The developer, Solar Valley said the project will help California reach its mandate of producing 33 percent of its electricity via renewable resources by 2020. It will produce enough energy to power 70,000 homes, according to the company’s website.
Estimates of how many homes a megawatt of solar power can serve vary widely however, from 164 homes to 1,000. Energy Management Today estimated that it takes 32 acres of solar panels to power 1,000 homes. At that rate, the project could provide power to 48,000 homes.
Solar Valley says construction and operation will create 1,500 jobs and bring nearly $40 million in revenue to San Benito County over the life of the project.
Solar Valley is not a party to the lawsuit.

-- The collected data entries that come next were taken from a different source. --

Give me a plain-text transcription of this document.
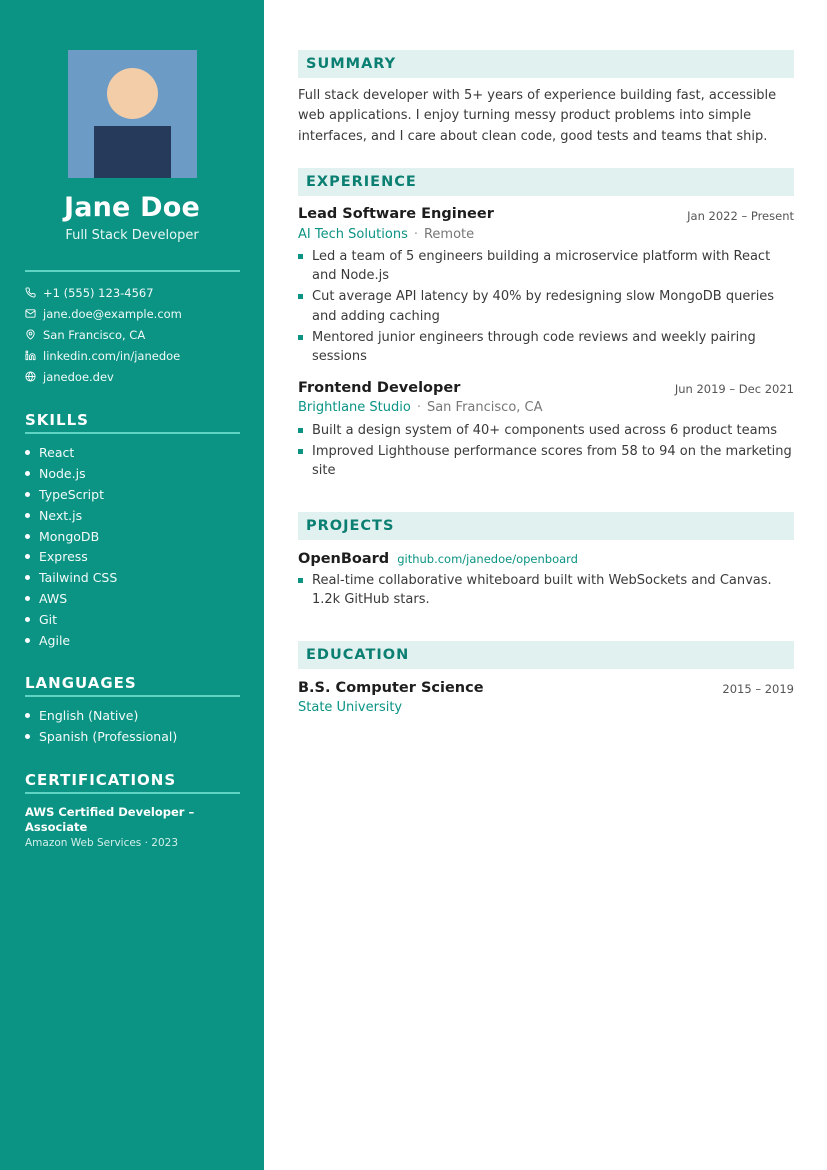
Jane Doe
Full Stack Developer
+1 (555) 123-4567
jane.doe@example.com
San Francisco, CA
linkedin.com/in/janedoe
janedoe.dev
SKILLS
React
Node.js
TypeScript
Next.js
MongoDB
Express
Tailwind CSS
AWS
Git
Agile
LANGUAGES
English (Native)
Spanish (Professional)
CERTIFICATIONS
AWS Certified Developer – Associate
Amazon Web Services · 2023
SUMMARY

Full stack developer with 5+ years of experience building fast, accessible web applications. I enjoy turning messy product problems into simple interfaces, and I care about clean code, good tests and teams that ship.

EXPERIENCE
Lead Software Engineer	Jan 2022 – Present
AI Tech Solutions · Remote
Led a team of 5 engineers building a microservice platform with React and Node.js
Cut average API latency by 40% by redesigning slow MongoDB queries and adding caching
Mentored junior engineers through code reviews and weekly pairing sessions
Frontend Developer	Jun 2019 – Dec 2021
Brightlane Studio · San Francisco, CA
Built a design system of 40+ components used across 6 product teams
Improved Lighthouse performance scores from 58 to 94 on the marketing site
PROJECTS
OpenBoard github.com/janedoe/openboard
Real-time collaborative whiteboard built with WebSockets and Canvas. 1.2k GitHub stars.
EDUCATION
B.S. Computer Science	2015 – 2019
State University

Delfino said the environmental groups do not oppose utility-scale solar projects; they simply want them in appropriate place.
“I spend a lot of my time in places and looking for places where a project like this can exist,” she said. “This project is the exact opposite of the project we are trying to promote.”
Attorneys Cirinio and Carr declined to comment following the hearing. Carr works for Morrison & Foerster in San Francisco.